Domenico Lucano è diventato più conosciuto di quanto non lo è qualsiasi sindaco di un paese del Mezzogiorno per una ragione semplice: ha proposto, con le modeste risorse di cui dispone quel comune e quel territorio, un autentico laboratorio dell’integrazione. Un modello che funziona, toglie l’humus ai conflitti su base etnica o “di colore”, fa non solo “convivere” ma cooperare persone con culture ed esperienze molto, ma molto diverse.

Il reato di “immigrazione clandestina” è un’invenzione di Bossi e Fini, ed è il classico reato che produce “crimine” là dove non c’è. Fuggire da un paese in guerra o alla fame per i mutamenti climatici (o per le ruberie di “classi dirigenti”, complici servizievoli delle imprese occidentali) non è infatti un “reato”, ma una eventualità esplicitamente ammessa dalla legislazione internazionale.

Come fa una legge a creare criminali? Rendendo le persone “colpevoli” per il solo fatto di esistere e vivere, a prescindere dai comportamenti che terranno una volta entrati in un paese. Creando dei “colpevoli” quella legge impedisce che le persone possano trovare lavoro, ospitalità, attività regolari. Le costringe a stare in mezzo a una strada, creando così problemi di convivenza che altrimenti non esisterebbero o avrebbero dimensioni quasi irrilevanti.

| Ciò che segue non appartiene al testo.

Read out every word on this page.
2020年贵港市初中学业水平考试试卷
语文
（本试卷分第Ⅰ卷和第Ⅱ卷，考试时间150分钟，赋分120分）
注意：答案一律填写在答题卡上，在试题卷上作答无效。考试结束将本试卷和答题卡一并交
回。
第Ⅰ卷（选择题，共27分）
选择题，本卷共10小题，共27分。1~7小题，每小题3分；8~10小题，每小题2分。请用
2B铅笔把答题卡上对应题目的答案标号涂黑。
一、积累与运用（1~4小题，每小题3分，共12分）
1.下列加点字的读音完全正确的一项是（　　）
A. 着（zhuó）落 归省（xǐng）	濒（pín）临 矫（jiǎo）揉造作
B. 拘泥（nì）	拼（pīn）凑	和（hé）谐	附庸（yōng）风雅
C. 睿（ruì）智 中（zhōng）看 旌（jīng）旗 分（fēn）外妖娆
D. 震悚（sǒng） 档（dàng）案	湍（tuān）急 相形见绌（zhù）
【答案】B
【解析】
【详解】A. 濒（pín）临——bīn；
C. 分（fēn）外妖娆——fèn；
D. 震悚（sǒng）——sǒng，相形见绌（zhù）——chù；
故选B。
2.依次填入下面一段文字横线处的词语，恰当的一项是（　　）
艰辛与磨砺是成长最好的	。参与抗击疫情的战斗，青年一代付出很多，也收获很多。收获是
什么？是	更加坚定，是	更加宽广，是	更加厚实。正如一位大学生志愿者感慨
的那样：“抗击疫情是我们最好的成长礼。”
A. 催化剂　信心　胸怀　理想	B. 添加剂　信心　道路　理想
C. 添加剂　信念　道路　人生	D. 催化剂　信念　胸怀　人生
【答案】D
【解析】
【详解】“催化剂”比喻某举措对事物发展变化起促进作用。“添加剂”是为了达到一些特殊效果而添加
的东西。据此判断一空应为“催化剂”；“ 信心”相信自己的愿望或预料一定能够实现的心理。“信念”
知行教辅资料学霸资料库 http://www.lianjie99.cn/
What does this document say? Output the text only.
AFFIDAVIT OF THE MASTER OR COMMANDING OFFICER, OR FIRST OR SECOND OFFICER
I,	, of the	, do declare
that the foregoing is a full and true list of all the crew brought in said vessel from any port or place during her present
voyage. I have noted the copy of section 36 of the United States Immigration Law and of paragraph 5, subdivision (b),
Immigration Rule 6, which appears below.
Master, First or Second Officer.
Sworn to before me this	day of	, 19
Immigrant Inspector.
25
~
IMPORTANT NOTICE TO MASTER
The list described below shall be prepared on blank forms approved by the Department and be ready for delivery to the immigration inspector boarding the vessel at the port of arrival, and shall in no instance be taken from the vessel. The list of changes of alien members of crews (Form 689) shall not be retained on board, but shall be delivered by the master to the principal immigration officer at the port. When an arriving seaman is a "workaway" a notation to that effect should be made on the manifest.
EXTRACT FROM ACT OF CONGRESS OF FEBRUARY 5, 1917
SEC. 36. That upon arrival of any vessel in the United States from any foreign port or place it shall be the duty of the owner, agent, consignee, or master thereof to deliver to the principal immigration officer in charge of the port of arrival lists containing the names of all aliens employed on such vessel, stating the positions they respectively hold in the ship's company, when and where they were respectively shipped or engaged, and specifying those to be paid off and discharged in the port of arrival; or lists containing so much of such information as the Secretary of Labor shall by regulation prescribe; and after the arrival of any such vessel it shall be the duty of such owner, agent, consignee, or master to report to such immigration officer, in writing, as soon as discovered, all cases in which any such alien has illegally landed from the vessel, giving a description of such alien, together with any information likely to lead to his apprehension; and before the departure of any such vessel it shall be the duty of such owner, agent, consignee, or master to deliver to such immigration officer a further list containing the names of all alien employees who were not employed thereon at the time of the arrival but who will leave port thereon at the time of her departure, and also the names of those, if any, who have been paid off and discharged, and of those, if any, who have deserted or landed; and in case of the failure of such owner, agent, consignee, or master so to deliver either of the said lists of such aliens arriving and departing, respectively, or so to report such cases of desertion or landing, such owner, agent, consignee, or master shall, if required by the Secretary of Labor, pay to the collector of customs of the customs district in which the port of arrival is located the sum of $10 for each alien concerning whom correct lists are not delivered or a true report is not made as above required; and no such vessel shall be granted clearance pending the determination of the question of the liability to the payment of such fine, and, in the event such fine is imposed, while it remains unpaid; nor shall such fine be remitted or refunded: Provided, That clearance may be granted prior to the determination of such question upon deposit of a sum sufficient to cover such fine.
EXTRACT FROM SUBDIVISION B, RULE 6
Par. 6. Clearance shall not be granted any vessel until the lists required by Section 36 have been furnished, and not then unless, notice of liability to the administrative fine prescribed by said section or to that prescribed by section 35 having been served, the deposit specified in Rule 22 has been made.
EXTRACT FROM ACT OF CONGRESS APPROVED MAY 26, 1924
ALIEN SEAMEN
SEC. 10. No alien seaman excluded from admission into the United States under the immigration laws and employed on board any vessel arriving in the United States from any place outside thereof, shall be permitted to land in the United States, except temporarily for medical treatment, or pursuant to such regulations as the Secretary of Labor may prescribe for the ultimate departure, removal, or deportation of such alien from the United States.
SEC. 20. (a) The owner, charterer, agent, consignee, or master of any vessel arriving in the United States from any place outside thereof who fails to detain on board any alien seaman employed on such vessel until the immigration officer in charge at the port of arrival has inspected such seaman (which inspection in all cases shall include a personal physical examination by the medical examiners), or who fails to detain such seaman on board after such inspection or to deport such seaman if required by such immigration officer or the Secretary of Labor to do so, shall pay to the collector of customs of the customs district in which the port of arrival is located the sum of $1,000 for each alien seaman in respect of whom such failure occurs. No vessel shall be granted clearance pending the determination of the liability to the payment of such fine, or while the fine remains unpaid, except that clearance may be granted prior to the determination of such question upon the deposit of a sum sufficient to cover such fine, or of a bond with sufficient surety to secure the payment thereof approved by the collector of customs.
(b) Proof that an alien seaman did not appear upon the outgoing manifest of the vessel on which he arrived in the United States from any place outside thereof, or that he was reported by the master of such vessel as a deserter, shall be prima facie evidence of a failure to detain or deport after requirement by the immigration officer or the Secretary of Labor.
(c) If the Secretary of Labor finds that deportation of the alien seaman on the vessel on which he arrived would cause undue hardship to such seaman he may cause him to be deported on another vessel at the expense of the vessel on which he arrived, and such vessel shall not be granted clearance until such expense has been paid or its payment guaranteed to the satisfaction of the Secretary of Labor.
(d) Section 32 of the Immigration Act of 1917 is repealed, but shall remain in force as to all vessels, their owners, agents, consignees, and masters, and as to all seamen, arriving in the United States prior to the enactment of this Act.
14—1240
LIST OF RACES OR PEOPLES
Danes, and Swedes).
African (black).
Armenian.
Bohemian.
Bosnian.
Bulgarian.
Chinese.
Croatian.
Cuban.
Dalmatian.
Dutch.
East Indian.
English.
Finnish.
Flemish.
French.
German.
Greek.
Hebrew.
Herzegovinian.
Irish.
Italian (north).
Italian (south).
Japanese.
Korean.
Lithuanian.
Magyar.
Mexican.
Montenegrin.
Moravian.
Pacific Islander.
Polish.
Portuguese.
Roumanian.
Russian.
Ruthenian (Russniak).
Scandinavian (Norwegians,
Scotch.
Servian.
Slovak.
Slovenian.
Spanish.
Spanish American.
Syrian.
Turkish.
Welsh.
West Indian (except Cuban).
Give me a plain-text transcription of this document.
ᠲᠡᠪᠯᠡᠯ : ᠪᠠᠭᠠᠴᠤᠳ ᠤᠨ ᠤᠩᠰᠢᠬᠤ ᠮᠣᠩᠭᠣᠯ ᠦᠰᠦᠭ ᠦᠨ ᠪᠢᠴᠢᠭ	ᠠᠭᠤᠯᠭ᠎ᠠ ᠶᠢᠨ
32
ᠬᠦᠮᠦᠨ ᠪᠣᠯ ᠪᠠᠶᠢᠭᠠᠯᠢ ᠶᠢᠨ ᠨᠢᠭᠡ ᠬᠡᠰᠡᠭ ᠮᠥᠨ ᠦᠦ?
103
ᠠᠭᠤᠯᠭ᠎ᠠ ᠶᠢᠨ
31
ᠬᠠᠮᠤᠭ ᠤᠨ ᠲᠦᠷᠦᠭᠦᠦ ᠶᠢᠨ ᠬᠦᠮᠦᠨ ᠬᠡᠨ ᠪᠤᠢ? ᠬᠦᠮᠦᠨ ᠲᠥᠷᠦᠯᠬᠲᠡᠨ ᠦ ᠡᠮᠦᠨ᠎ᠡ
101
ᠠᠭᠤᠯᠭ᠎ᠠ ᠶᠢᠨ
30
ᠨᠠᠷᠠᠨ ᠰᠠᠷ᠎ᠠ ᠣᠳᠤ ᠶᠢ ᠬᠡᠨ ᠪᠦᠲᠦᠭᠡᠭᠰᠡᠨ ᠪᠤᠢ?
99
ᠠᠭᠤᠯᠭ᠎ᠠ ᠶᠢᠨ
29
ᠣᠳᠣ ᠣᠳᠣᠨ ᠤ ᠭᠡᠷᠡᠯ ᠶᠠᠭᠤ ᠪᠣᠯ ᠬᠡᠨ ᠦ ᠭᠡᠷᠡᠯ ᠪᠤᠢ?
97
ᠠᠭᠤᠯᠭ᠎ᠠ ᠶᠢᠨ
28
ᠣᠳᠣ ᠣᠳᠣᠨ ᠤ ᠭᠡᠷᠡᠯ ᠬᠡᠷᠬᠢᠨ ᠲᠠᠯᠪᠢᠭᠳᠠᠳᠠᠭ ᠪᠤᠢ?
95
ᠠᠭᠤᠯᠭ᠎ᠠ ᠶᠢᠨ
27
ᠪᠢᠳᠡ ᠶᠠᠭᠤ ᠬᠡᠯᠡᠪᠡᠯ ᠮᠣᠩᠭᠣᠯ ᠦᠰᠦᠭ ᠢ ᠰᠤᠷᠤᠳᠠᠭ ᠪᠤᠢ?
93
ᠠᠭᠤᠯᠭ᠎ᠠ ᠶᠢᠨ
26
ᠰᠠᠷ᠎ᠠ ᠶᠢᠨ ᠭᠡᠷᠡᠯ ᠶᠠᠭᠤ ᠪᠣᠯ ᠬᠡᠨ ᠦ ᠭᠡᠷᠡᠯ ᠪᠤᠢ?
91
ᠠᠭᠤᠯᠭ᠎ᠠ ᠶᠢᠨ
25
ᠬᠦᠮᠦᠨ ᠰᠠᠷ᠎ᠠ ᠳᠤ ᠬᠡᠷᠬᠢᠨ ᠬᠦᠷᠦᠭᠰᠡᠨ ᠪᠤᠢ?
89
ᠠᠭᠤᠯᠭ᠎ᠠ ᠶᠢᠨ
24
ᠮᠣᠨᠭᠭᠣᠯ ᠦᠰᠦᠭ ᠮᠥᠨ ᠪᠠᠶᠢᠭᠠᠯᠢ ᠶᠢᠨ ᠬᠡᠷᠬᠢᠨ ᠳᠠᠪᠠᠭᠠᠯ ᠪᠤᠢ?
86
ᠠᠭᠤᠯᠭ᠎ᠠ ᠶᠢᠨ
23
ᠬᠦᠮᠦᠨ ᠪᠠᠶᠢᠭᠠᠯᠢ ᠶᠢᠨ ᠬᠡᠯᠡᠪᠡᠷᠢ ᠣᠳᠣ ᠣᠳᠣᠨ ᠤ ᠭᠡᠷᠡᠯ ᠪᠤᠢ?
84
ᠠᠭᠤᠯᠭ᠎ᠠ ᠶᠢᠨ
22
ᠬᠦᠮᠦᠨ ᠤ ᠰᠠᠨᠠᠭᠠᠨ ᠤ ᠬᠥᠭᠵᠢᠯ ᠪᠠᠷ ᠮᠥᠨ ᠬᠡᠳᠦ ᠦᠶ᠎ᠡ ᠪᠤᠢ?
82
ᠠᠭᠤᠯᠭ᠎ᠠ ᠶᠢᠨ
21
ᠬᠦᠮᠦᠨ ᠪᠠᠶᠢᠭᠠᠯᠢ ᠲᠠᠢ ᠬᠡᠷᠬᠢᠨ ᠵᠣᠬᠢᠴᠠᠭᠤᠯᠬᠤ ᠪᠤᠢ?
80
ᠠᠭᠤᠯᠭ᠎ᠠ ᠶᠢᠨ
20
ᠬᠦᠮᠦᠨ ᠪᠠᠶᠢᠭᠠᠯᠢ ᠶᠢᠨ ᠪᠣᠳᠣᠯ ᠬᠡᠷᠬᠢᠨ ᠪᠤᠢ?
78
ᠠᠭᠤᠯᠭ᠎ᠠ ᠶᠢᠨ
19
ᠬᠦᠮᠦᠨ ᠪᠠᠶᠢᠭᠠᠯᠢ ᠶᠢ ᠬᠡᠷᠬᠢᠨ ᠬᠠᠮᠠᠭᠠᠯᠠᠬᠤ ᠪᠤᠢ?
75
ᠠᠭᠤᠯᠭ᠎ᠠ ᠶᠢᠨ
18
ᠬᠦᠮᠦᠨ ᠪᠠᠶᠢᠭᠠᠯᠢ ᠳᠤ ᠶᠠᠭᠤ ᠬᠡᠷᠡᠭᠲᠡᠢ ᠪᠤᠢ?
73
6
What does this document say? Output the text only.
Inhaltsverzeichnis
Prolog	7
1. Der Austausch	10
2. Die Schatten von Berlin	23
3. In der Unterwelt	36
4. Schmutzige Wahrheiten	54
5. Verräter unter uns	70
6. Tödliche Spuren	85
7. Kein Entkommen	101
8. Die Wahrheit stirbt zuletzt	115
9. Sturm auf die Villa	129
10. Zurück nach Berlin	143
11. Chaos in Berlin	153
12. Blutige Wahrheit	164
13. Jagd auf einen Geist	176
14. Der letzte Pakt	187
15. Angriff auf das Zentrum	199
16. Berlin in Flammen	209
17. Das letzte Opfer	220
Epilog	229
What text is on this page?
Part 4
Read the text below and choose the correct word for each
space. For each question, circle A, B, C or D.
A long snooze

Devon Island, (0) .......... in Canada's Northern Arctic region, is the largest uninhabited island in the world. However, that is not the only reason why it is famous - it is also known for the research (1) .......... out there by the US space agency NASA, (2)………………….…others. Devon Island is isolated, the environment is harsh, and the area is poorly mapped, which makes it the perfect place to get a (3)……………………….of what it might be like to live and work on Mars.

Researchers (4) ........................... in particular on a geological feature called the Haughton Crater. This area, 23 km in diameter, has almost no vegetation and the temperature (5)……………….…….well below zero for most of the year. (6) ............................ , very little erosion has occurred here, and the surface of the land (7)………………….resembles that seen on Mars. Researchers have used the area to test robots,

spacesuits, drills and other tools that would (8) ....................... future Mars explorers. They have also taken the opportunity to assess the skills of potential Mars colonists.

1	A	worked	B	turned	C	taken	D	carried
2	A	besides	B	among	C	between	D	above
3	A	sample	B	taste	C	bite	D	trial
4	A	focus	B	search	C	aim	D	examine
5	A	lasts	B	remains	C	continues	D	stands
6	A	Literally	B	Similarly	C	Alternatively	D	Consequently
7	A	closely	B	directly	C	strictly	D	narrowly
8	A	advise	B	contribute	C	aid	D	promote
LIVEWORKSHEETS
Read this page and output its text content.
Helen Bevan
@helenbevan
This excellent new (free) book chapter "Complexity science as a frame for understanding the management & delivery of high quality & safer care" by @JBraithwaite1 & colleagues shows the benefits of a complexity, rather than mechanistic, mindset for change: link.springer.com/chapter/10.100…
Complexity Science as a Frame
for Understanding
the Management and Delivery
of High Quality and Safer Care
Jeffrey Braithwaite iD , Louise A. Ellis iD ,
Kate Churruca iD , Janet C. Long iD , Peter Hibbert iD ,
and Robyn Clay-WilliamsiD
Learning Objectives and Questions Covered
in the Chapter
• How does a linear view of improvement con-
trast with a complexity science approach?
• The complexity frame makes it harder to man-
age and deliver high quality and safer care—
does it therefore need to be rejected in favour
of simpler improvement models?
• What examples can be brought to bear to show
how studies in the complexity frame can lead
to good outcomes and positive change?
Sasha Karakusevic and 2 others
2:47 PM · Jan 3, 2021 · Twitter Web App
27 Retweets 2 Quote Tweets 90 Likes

Il “modello Riace” ha rotto questo schema, suggerendo così possibilità di integrazione – oltretutto a costo quasi zero! – e suscitando l’odio implacabile dei fasciorazzisti ora al governo. Lucano è così entrato spesso in polemica anche con il ministro dell’Interno, Matteo Salvini, che è arrivato a definirlo “uno zero”.

Attacchi e indagini  non sono nati oggi. Una fiction Rai sul “modello Riace” (con Beppe Fiorello nei panni del sindaco) non è mai stata mandata in onda, nonostante Mimmo fosse stato inserito nella lista delle personalità “più influenti al mondo”. Un anno fa la stessa procura aveva iscritto Lucano nel registro degli indagati con le ipotesi di concussione e truffa: in quel caso gli veniva contestato il sistema dei bonus e delle borse lavoro assegnati “al di fuori delle regolari procedure”.

Lo sappiamo, molti di voi penseranno: “ma una procura come quella di Locri, in un territorio dove da decine di anni i sindaci finiscono in galera perché espressione diretta della ‘ndrangheta, dove latitanti e faide non mancano, non ha proprio nulla di più importante da indagare?” Evidentemente le “pressioni dall’alto” vanno in altra direzione…


E’ naturalmente sempre possibile che un amministratore locale costretto a fare i salti mortali alle prese con un bilancio asfittico – il “patto di stabilità” europeo scende a catena da Bruxelles fino all’ultimo municipio di montagna – possa sbagliare in qualche passaggio burocratico; ma non sfugge che in questo caso non si sta parlando di “arricchimento personale”. Proprio l’accensione dei riflettori sull’esperienza di Riace, del resto, ha reso quell’amministrazione una “casa di vetro” (cosa che invece non si può certo dire per la Lega, partito del ministro).

Questa “operazione Xenia” – anche i nomi scelti a volte sono rivelazioni – somiglia insomma più a un attacco politico che non a una vera inchiesta “al di sopra di ogni sospetto”.